ROME—Tensions over new COVID-19 restrictions triggered by a deadly surge erupted across Europe in city after city this weekend, some exploding into violent clashes with police.
More than 30,000 demonstrators took to the streets Sunday in Brussels, near the EU headquarters, to oppose new measures that include mask mandates and and work-at-home rules.
Though it began peacefully, the protest eventually devolved into chaos, with some marchers setting fires and throwing objects at police—who then turned on water cannons and tear gas.
The anger in the streets seemed detached from the reality of intensive care wards once again reaching capacity and death tolls rising. Europe is now the epicenter of the latest wave of the pandemic, which health experts say is now creeping across the Atlantic to the U.S. where numbers are starting to rise in the northern states.
The World Health Organization says 500,000 people across Europe will die if steps including vaccines and booster mandates are not taken to stop what has become the worst of four waves of the pandemic.
Despite the dire warnings and rising case counts, lockdown opponents massed in the streets—each gathering threatening to become another superspreader.

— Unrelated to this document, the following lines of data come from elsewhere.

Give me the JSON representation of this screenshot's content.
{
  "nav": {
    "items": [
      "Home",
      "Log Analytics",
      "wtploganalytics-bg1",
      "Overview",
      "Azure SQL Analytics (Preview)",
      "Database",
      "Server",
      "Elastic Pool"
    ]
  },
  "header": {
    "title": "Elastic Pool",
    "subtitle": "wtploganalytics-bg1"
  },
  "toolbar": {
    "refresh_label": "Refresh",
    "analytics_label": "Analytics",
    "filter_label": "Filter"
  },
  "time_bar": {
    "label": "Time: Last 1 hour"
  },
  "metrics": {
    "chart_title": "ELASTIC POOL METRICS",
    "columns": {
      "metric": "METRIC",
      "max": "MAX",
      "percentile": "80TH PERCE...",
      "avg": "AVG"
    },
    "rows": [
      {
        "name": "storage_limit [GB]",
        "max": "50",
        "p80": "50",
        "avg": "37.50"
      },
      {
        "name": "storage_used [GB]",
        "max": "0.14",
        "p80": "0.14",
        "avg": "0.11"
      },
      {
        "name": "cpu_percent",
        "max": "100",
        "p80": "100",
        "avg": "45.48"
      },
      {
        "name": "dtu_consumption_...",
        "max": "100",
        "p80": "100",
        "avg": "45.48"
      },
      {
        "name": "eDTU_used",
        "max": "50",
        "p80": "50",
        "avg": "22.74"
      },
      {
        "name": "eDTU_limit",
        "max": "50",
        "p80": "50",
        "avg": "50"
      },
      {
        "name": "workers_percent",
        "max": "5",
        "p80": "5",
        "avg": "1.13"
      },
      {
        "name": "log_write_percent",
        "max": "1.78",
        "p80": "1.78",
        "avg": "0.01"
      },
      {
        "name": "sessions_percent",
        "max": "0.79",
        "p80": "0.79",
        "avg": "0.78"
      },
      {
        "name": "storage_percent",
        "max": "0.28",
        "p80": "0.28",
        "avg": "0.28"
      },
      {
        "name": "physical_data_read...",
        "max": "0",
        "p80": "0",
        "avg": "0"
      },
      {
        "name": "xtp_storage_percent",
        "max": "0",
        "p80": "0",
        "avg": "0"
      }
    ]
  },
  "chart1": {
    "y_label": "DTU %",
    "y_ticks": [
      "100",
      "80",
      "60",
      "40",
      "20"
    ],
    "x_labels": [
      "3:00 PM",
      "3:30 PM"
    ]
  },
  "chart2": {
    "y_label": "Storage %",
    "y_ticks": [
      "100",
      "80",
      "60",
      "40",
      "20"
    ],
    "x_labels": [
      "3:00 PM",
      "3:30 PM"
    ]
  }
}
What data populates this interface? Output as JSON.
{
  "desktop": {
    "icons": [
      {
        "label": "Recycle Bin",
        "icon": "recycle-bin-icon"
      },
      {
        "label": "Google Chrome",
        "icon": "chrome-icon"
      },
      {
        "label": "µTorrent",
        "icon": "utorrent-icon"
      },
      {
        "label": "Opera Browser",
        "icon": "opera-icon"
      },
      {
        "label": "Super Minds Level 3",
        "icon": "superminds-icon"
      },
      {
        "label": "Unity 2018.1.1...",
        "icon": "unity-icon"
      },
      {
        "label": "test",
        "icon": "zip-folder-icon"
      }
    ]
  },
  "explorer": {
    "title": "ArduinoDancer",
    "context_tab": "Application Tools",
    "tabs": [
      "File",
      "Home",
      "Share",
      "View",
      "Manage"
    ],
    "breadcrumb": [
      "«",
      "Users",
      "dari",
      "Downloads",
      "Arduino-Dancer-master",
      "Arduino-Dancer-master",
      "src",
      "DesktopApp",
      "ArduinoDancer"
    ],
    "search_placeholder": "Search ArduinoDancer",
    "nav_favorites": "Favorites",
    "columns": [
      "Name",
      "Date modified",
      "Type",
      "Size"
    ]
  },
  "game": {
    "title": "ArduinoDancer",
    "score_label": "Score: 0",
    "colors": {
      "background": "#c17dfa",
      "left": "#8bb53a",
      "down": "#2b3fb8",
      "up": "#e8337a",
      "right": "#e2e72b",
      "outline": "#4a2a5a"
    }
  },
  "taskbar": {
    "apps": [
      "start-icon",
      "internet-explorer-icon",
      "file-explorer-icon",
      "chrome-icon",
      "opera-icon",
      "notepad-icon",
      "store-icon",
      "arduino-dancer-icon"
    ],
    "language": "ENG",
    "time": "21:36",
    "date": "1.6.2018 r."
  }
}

In the Netherlands, police used live ammunition to fire warning shots over crowds demonstrating in Rotterdam who had burned cars and destroyed property in what the mayor called “an orgy of violence” after the government instilled an 8 p.m. curfew. Three of the demonstrators were hit by stray bullets and are still hospitalized.
The next night, crowds in The Hague hurled fireworks at police and reportedly set fire to bicycles, while crowds in other Dutch cities broke into soccer stadiums, delaying matches.
In Austria, where Monday will mark a 20-day full lockdown—for vaccinated and unvaccinated alike—tens of thousands of mostly maskless people took to the streets of Vienna on Saturday. The march was organized by the country’s far-right party, whose leader Herbert Kickl had to cancel a speech at the last minute after he tested positive for COVID.
The Austrian government also ruled that vaccines were to be legally mandated to all who can receive one by Feb. 1, marking the strictest vaccine mandate anywhere in the West. Just under 66 percent of Austrians have been fully vaccinated, just slightly less than Germany, which has seen the highest numbers of new daily infections since the pandemic began in early 2020. The situation is so dire in Germany that the region of Bavaria cancelled all Christmas markets this year to discourage people from gathering. Meanwhile, in the United States, only 59 percent of people are fully vaccinated.
In Italy, around 3,000 people gathered in Rome’s Circus Maximus to rail against the threat of a new requirement that will make the country’s vaccine “green pass” required for anyone to go to work invalid for those who do not get a booster shot.
On the Caribbean island of Guadeloupe, which has to abide French laws since it is an overseas outpost, rioters used live ammunition against police and set businesses on fire to protect health pass restrictions.